S3-11

The Urban Transformation of Angkor

Roland Fletcher1 & Christophe Pottier2

1University of Sydney, Australia

2Ecole Francaise d’Extreme-Orient (EFEO), France

Greater Angkor was the product of massive and sustained landscape re-engineering over more than half a millennium. The urban complex had its ancestry in a landscape of small settlements in the late 1st millennium BCE and early centuries CE. Within that band of settlements skirting the great lake, the Tonle Sap, and along the rivers, two initial, urban centres, Ak Yum and Hariharalya, were added in the 7th and the 8th centuries CE. Mahendrapavarata was added on the Kulen plateau to the north. After Mahedrapavarta was abandoned, the conurbation of Greater Angkor was developed from the late 9th century by linking a new central area based around Phnom Bakheng to Ak Yum and Hariharalaya. The course of the proto Siem Reap river and the Puok and the Rolous rivers were altered, opening up a large expanse of land for widespread, residential clusters of occupation mounds, shrines and water tanks. By the 12th century CE Greater Angkor covered circa 1000 sq km of dispersed suburbs connected by roads embankments and canals, surrounding a central area which transformed during the 12th and 13th centuries.

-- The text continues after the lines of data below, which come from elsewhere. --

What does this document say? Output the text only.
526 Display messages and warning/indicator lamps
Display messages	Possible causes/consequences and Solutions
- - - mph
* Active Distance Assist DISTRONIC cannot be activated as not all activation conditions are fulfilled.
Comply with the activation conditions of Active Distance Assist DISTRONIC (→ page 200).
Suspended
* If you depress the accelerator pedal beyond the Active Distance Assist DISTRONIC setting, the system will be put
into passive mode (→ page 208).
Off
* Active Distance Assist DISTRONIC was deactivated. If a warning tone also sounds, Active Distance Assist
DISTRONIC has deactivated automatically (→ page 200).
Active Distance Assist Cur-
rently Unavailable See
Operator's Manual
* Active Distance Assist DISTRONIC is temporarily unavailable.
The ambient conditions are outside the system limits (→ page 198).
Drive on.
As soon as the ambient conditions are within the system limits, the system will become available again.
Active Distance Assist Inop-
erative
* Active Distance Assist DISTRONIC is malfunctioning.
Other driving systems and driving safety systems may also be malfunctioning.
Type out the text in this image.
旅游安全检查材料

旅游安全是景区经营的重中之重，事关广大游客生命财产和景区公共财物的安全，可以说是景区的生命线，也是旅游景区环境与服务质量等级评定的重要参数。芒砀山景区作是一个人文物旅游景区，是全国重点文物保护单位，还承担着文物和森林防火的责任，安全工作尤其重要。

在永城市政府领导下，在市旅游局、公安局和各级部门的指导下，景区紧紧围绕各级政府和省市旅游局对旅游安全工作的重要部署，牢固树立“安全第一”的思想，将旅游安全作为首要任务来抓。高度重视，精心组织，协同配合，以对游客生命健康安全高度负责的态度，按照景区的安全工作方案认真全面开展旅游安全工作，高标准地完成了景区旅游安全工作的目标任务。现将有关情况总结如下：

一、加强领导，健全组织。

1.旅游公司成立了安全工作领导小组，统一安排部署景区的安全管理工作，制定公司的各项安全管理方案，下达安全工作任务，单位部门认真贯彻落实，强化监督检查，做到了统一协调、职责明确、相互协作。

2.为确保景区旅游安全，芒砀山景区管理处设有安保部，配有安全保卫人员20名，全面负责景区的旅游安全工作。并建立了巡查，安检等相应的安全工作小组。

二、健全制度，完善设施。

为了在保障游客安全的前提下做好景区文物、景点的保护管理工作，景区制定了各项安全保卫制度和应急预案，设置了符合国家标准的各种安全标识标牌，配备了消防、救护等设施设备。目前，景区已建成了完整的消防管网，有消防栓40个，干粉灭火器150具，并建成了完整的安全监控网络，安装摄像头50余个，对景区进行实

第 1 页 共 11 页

Integral to the development of Greater Angkor was the addition of large reservoirs (baray) and long canals and road embankments. The interconnected water management network was vastly expanded between the 9th and the 12th century. Within this urban complex, rulers added new, interconnected state temples, cumulatively concentrating towards the middle of Angkor. From the early 12th century, densification began in the central area of Angkor, around a road grid and numerous small ponds and house mounds. By the early 14th century Greater Angkor was being adversely affected by regional political and social changes and by severe climate instability. The urban area rapidly declined into the 15th century and after the 16th century transformed into a linear configuration of housing and Buddhist shrines from the former central urban area down to Phnom Krom on the edge of the lake.